Collaborate or cooperate? What’s the difference?

More than ever, we need to work together. However, cooperation and collaboration are two different things. A common goal but two ways to get there. Is it my performance or the organization’s that comes first? I explain the difference so that you can choose what is best for your context.

The basics: a shared goal, a common vision

In both cases, the teams are working towards a common goal. This is probably the main challenge to better cooperate or collaborate. What is this common objective, and how is it expressed and shared? Does everyone understand this clearly? In practice, everyone can express the company’s long-term vision and short-term objectives. Everyone can explain how their actions contribute.

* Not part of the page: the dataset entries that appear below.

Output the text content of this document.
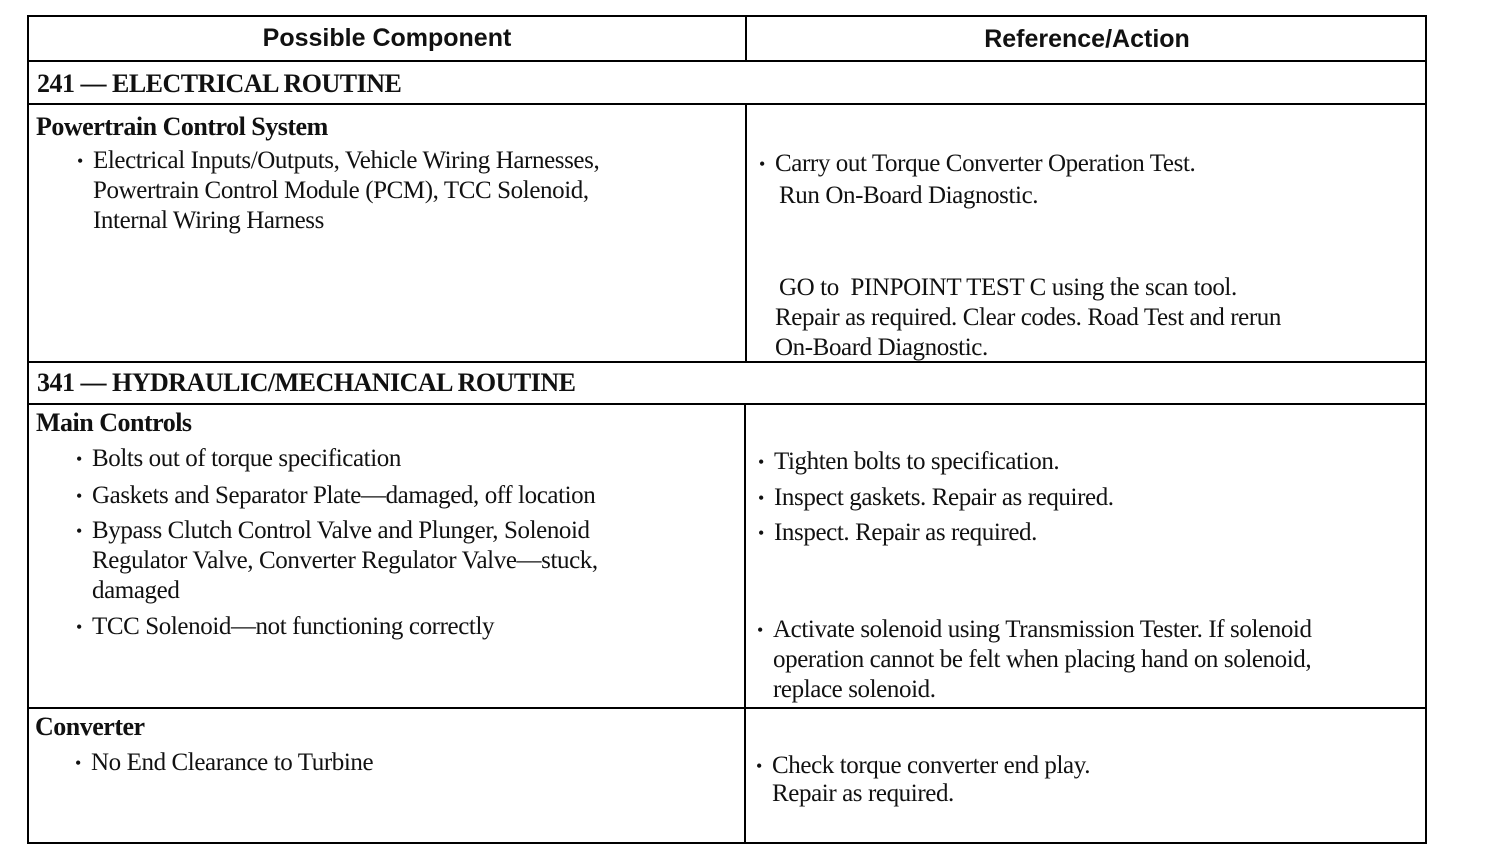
Possible Component	Reference/Action
241 — ELECTRICAL ROUTINE
Powertrain Control System
• Electrical Inputs/Outputs, Vehicle Wiring Harnesses,
Powertrain Control Module (PCM), TCC Solenoid,
Internal Wiring Harness
• Carry out Torque Converter Operation Test.
Run On-Board Diagnostic.
GO to  PINPOINT TEST C using the scan tool.
Repair as required. Clear codes. Road Test and rerun
On-Board Diagnostic.
341 — HYDRAULIC/MECHANICAL ROUTINE
Main Controls
• Bolts out of torque specification
• Gaskets and Separator Plate—damaged, off location
• Bypass Clutch Control Valve and Plunger, Solenoid
Regulator Valve, Converter Regulator Valve—stuck,
damaged
• TCC Solenoid—not functioning correctly
• Tighten bolts to specification.
• Inspect gaskets. Repair as required.
• Inspect. Repair as required.
• Activate solenoid using Transmission Tester. If solenoid
operation cannot be felt when placing hand on solenoid,
replace solenoid.
Converter
• No End Clearance to Turbine	• Check torque converter end play.
Repair as required.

There are many techniques for sharing the strategy. Hoshin Kanri offers a two-way approach: top-down and bottom-up to ensure a good alignment of teams.

A major difference: the implementation of the vision

When teams collaborate, they decide in a silo how they will achieve the common goal. They are organized to perform, each independently of the others. They can negotiate certain things together, but each one is mainly looking after their team.

There can be a competitive spirit, when each team seeks to succeed, without worrying about the results of others.

This is how I see most organisation operate: each sector has a budget, objectives and seeks to achieve them. Each sector is judged on its own performance.

When teams cooperate, the team’s goal becomes secondary. A team can make decisions that will hinder the achievement of its team goals, but allow other goals to be achieved in other teams. Performance is measured across the organization.

An example of cooperation/collaboration

To illustrate the difference, let’s take two sports clubs. Their goal is to be the best club in the region. The goal is clear and shared by all.

In the club that collaborates, the coaches discuss and share the field time that is allocated to the club. Each coach works with her team, to provide the maximum chance of winning. The players in each team work very well together.

In the club that cooperates, coaches can make decisions that will cause one team to lose, but ensure victory for another. If a key player on a team is injured, coaches may decide to reorganize teams so that others have a chance to win. Players need to learn how to function well in their team, but also with other teams.

How to collaborate well?

Collaboration requires a common framework. Structure, accountability, performance management are common. Teams can be in a healthy competition because the system is fair.

The fundamental value is trust. The focus is on the team level. Each member of the team works for the success of the team. Each team member trusts their colleagues to help achieve these goals.

How to cooperate well?

Cooperation puts the organization before the team. It is the pride of being part of a group larger than the team that contributes to the success of this model. The performance model prioritizes the result of the organization, over that of the individual or his team.

The core values are solidarity and mutual aid. The focus is on the organisational level. Everyone works to ensure the success of the whole. My own success and that of my team comes after that of the organization. This is the principle of cooperatives.

Do you have to collaborate or cooperate?

There is obviously no right answer and perfect model. I prefer cooperation, but it requires a greater investment of management teams, a change of mindset in many cases and greater organizational maturity.

Collaboration is a first step and can be a stepping stone to cooperation.